Today I'm enjoying a Sunday alone, because yesterday my partner of 3 years rightly pointed out that I was almost certainly very low on space but just too tired after a long week to feel it. Before meeting me, they'd never been on a vacation alone while in a relationship; last month, they did this on my suggestion and had a very good time. Need for space is something both of us proactively check in about on an ongoing basis. Maybe "normal" couples just work it out somehow, but I don't want what their relationships look like from the outside, so I'm not interested in how they got there.

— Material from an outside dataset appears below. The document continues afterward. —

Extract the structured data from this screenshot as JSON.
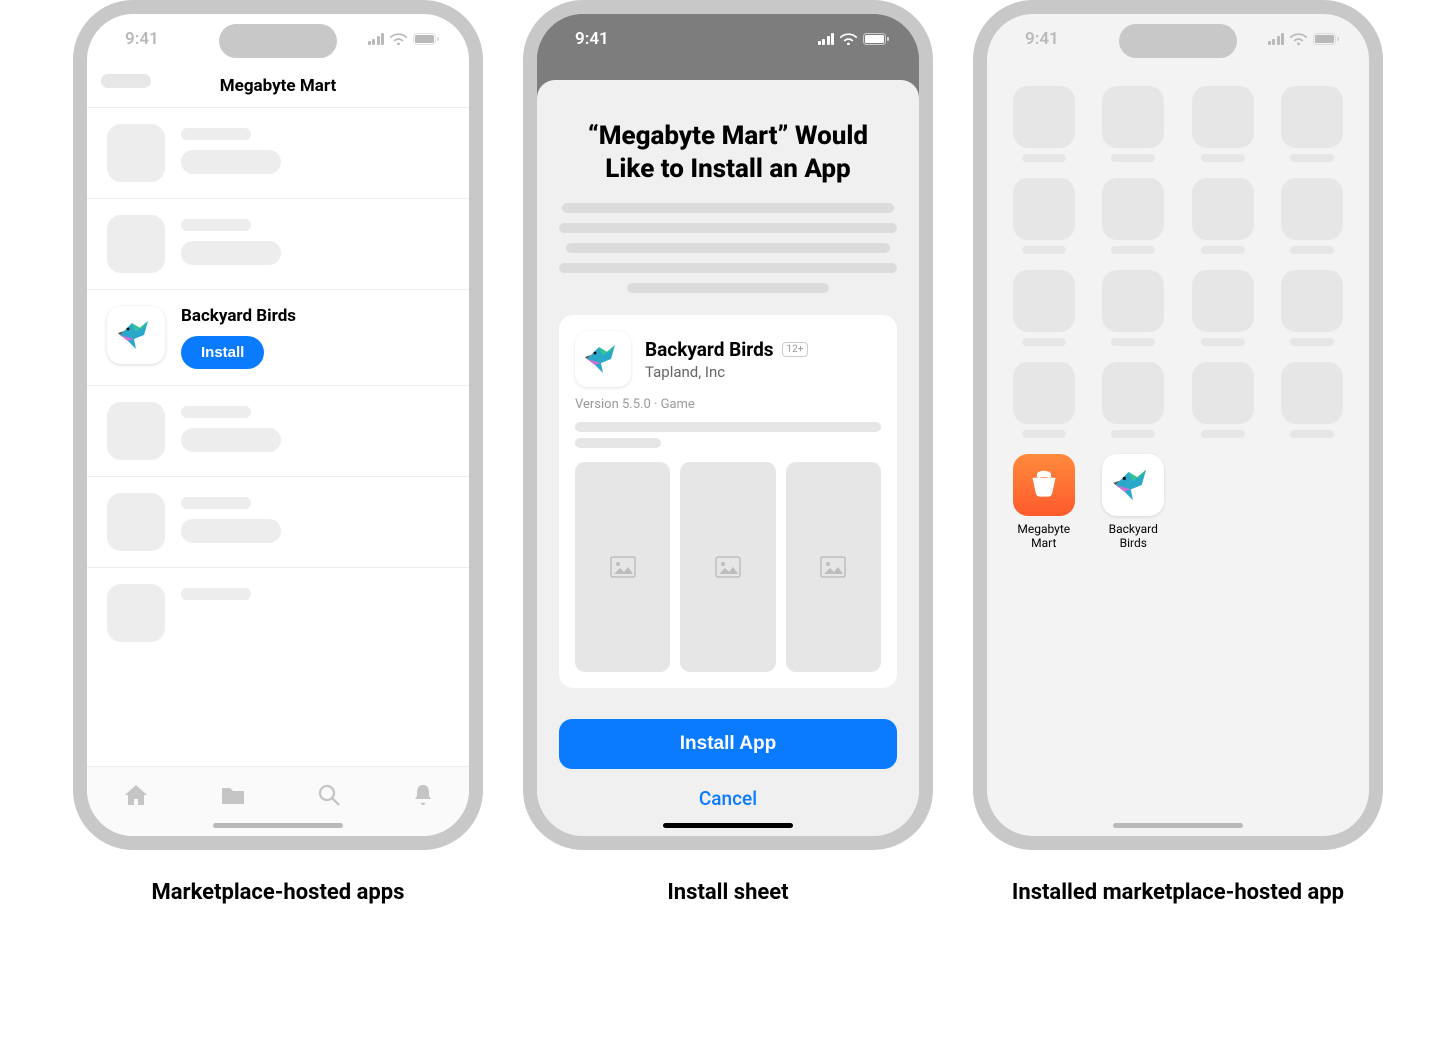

Varied methods have helped me along the path to this relationship; it's not like I happened upon a line of Rilke then promptly leapt from extreme isolation to where I am now. In some ways, such as with casual but meaningful acquaintanceships, I've really re-wired myself. In others, I'm a proud and unabashed mole-person with a toolbox of practical hacks to meet functional goals. (For instance for meeting the incessant small-talk requirements of the world's rampant lawn connoisseurs, when I deem doing so expedient.)

If my thoughts about specific building blocks of this relationship are of interest to you, let me know. This post is too long already!
(I also deleted reminiscences about being saved by an animal I didn't like after escaping several soul-eviscerating enmeshments simultaneously, because oh my, that animal's role in turning my life around could take up entire screens of unbroken text in tiny font.)